Oh the same day—the 23rd of August—that the German-Russian agreement was signed in Moscow, news reached England that it was being signed. And of course the significance of it from a military point of view as to Germany, particularly in the present circumstances, was obvious; and the British Government immediately made their position clear in one last hope—and that one last hope was that if they did so the German Government might possibly think better of it. And I refer to Document TC-72, Number 56; it is the first document in the next to the last part of the Tribunal document book, in which the Prime Minister wrote to Hitler. That document becomes GB-55:
“Your Excellency:
“Your Excellency will have already heard of certain measures taken by His Majesty’s Government, and announced in the press and on the wireless this evening.

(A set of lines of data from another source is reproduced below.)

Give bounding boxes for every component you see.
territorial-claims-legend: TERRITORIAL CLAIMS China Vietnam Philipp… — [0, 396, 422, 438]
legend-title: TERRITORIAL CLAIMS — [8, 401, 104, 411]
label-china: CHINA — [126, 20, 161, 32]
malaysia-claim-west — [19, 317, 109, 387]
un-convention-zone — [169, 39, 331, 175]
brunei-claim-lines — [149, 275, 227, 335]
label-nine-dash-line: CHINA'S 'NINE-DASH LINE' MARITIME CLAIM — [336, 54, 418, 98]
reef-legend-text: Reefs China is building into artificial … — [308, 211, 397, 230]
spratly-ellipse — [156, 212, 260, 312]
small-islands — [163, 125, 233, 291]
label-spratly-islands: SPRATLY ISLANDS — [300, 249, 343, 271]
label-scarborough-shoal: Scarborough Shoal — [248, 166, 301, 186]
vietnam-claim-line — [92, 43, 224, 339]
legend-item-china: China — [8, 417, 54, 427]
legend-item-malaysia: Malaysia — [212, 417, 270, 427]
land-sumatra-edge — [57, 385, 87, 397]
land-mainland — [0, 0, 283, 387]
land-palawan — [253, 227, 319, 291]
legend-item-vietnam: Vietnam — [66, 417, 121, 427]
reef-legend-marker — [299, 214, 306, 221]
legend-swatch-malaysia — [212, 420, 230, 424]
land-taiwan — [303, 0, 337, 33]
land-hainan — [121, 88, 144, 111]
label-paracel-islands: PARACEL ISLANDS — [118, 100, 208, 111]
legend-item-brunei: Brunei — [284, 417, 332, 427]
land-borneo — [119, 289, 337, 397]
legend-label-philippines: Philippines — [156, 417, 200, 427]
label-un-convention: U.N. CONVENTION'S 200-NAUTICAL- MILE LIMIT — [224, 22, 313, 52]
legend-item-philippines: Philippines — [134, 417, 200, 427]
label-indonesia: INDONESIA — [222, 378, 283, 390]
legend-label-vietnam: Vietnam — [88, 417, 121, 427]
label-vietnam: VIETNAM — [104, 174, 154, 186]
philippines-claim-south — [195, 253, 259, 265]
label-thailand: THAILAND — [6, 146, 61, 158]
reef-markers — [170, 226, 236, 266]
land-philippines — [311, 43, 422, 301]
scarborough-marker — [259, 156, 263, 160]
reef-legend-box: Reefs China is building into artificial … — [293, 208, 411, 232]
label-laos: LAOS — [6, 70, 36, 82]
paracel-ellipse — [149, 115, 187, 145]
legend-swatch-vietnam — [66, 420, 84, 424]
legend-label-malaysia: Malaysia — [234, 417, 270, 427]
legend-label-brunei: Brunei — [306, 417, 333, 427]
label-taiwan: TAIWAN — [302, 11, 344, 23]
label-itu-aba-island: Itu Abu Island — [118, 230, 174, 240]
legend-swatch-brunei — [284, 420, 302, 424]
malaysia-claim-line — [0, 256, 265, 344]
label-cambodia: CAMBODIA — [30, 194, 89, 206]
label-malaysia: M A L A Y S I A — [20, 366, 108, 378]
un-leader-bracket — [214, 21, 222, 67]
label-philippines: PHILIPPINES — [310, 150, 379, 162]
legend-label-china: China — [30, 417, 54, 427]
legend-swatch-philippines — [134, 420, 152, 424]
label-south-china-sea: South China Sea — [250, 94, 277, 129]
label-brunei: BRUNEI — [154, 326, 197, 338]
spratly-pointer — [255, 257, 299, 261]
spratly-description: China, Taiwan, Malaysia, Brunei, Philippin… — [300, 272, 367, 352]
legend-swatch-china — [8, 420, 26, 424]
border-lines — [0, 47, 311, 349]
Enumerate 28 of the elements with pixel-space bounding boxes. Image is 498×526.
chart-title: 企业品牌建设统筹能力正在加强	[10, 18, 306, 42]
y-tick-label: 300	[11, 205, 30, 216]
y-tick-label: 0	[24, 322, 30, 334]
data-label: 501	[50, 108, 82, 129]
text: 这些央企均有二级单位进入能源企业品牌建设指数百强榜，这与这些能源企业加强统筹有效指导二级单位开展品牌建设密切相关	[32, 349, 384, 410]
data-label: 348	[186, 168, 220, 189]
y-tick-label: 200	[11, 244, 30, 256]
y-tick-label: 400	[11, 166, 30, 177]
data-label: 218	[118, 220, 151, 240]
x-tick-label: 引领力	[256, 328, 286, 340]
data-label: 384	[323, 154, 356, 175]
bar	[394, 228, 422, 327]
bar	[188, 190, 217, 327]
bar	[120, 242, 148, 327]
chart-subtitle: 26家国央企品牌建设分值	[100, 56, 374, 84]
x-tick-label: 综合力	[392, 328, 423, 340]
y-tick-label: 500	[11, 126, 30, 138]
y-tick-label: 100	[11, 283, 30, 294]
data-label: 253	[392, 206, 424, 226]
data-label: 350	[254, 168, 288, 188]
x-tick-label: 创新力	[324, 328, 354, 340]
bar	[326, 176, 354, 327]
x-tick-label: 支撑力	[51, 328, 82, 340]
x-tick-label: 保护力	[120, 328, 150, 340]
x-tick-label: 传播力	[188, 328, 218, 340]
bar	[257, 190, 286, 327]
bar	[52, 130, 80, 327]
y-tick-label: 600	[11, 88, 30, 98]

“These steps have, in the opinion of His Majesty’s Government, been rendered necessary by the military movements which have been reported from Germany and by the fact that apparently the announcement of a German-Soviet agreement is taken in some quarters in Berlin to indicate that intervention by Great Britain on behalf of Poland is no longer a contingency that need be reckoned with. No greater mistake could be made. Whatever may prove to be the nature of the German-Soviet agreement, it cannot alter Great Britain’s obligation to Poland, which His Majesty’s Government have stated in public repeatedly and plainly and which they are determined to fulfill.